These individuals should communicate with their doctor on an almost daily basis during the first weeks, until the blood sugar levels are controlled and there is certainty that the use of the pump and the measurement of the food carbohydrates are being performed correctly. Afterwards, these patients are followed in the same way as the other people with Type 1 DM, measuring their blood sugar levels at least four times daily and keeping records of the results and the units of insulin they receive.
If control is good, the insulin users should repeat their education on the measurement of the food carbohydrates after about one year.
Many patients who use an insulin pump feel that after a few months they can control their blood sugar levels without the help of their doctors and so they can omit visits. It should be stressed that this is wrong, because the follow-up of individuals with DM is not only limited to the regulation of the blood glucose levels, but also concerns the chronic diabetic complications that may potentially present.
What are the results of studies that compared treatment with a continuous subcutaneous insulin infusion pump to intensive treatment with multiple insulin injections?
As regards glycaemic control, the results are controversial. Some studies support the idea that treatment with pumps has an advantage and other studies show that the two treatments are equivalent. There is, however, a general consensus that the blood glucose fluctuations are smaller with the use of a pump, and the hypoglycaemic episodes are fewer. Moreover, a claimed increase in the percentage of ketoacidotic episodes with pump users, compared to those treated with multiple insulin injections, has not been proven. A lot of small studies agree that quality of life is better when a pump is used, and that microvascular complications occur less often. There is also evidence that diabetic neuropathy is improved with the use of an insulin pump.
There is no significant evidence that the incidence of macroangiopathy is reduced with the use of a pump compared with multiple insulin injections. Furthermore, the insulin needs are generally less (roughly by 15 percent) when a pump is used compared to multiple injections and some consider this element as a potential advantage for the prevention of atherosclerosis.

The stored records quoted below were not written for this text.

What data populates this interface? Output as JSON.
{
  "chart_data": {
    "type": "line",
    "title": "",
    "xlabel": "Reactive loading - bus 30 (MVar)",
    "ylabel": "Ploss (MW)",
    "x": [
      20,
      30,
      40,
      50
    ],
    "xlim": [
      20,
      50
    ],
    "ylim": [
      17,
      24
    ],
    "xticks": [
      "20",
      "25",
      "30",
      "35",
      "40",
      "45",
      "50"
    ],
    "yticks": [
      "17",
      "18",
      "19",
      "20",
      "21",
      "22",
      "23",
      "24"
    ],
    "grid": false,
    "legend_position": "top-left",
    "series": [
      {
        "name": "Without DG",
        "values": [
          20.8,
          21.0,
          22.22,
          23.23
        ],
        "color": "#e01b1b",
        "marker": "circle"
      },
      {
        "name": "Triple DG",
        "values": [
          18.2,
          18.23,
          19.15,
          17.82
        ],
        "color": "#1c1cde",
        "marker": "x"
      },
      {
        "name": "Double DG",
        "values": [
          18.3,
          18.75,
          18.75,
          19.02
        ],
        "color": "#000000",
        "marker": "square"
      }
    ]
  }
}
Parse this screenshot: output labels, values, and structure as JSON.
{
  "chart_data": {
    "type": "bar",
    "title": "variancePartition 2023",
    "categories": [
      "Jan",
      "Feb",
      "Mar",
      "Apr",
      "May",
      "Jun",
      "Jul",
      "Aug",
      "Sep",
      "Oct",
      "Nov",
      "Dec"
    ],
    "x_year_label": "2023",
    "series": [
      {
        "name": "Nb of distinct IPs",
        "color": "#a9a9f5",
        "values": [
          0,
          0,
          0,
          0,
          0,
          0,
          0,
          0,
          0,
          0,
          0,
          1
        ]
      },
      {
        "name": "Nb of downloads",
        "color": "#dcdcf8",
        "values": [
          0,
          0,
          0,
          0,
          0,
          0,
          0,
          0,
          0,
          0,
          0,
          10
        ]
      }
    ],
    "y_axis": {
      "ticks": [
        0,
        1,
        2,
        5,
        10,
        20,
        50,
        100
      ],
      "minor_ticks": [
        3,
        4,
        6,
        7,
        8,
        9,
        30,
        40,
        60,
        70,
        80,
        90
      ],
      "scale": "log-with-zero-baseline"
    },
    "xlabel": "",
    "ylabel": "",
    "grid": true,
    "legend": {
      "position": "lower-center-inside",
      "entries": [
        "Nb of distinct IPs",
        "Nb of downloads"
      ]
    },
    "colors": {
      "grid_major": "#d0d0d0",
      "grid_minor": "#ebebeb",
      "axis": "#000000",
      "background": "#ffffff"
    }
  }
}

If the use of a continuous subcutaneous insulin infusion pump is considered as advantageous compared to the intensive regimen of multiple insulin injections, why isn't it imposed as a treatment for individuals with Type 1 DM?
Apart from the above mentioned conditions, the cost of the pump plays a significant role. In some countries, an unwillingness is observed concerning the use of pumps that stems from the conviction that their widespread application will adversely effect the insurance system. Studies in certain countries, however, have shown that treatment with insulin pumps is financially more beneficial, provided it is performed correctly, when the long-term economic benefits of the prevention of late diabetic complications are taken into account.
It should also be noted that psychological reasons deter some individuals with Type 1 DM from carrying the pump continuously. Provided that these individuals are sufficiently controlled with an intensive regimen of multiple insulin injections (which is not rare), and are satisfied with this treatment, obviously there is no reason to recommend treatment with an insulin pump.